19.12.12
Ministers ‘not to blame’ for West Coast errors – Laidlaw
Ministers and senior civil servants were not to blame for the West Coast franchising fiasco, Sam Laidlaw told the Select Committee yesterday.
Laidlaw, chief executive of Centria and a DfT non-executive board member, asked by the transport secretary to investigate what went wrong, said senior civil servants were kept apart, which meant that there was ‘no-one to escalate concerns to’. Laidlaw called for the policy of anonymising bids to be scrapped.
The report was commissioned by the DfT following the emergence of significant errors in the calculation of financial guarantees by bidders for the West Coast contract.
Laidlaw said ministers had to “satisfy themselves that due process is being followed … and that it has good integrity and good transparency”. He said: “What happened here did not conform with those principles – but not for lack of questioning from the ministers.
“This was a sequence of errors.

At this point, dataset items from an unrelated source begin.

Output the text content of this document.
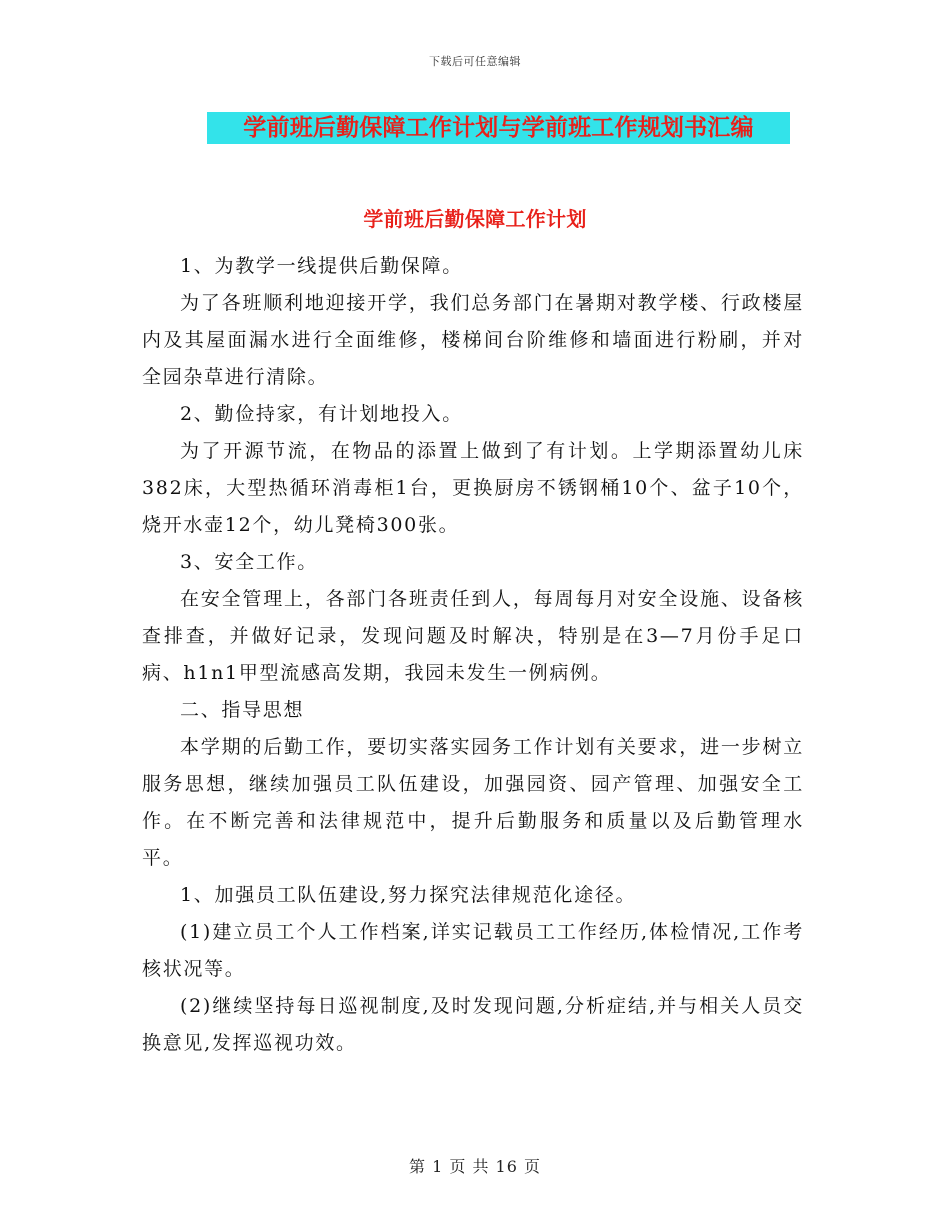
下载后可任意编辑
学前班后勤保障工作计划与学前班工作规划书汇编
学前班后勤保障工作计划

1、为教学一线提供后勤保障。

为了各班顺利地迎接开学，我们总务部门在暑期对教学楼、行政楼屋内及其屋面漏水进行全面维修，楼梯间台阶维修和墙面进行粉刷，并对全园杂草进行清除。

2、勤俭持家，有计划地投入。

为了开源节流，在物品的添置上做到了有计划。上学期添置幼儿床382床，大型热循环消毒柜1台，更换厨房不锈钢桶10个、盆子10个，烧开水壶12个，幼儿凳椅300张。

3、安全工作。

在安全管理上，各部门各班责任到人，每周每月对安全设施、设备核查排查，并做好记录，发现问题及时解决，特别是在3—7月份手足口病、h1n1甲型流感高发期，我园未发生一例病例。

二、指导思想

本学期的后勤工作，要切实落实园务工作计划有关要求，进一步树立服务思想，继续加强员工队伍建设，加强园资、园产管理、加强安全工作。在不断完善和法律规范中，提升后勤服务和质量以及后勤管理水平。

1、加强员工队伍建设,努力探究法律规范化途径。

(1)建立员工个人工作档案,详实记载员工工作经历,体检情况,工作考核状况等。

(2)继续坚持每日巡视制度,及时发现问题,分析症结,并与相关人员交换意见,发挥巡视功效。

第 1 页 共 16 页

There was no ownership and no obvious route to escalate concerns. This process had to be done against the clock and that sense of urgency made people more reluctant to escalate concerns.”
Transport committee chair Louise Ellman MP said: “It’s astonishing that nobody was in charge and no senior officials were present when critical decisions were made, with disastrous consequences.
“I think the committee has exposed the appalling inadequacies of the department, the way it was structured and the way it was run. Ultimately the minister has to be responsible for the running of the department.”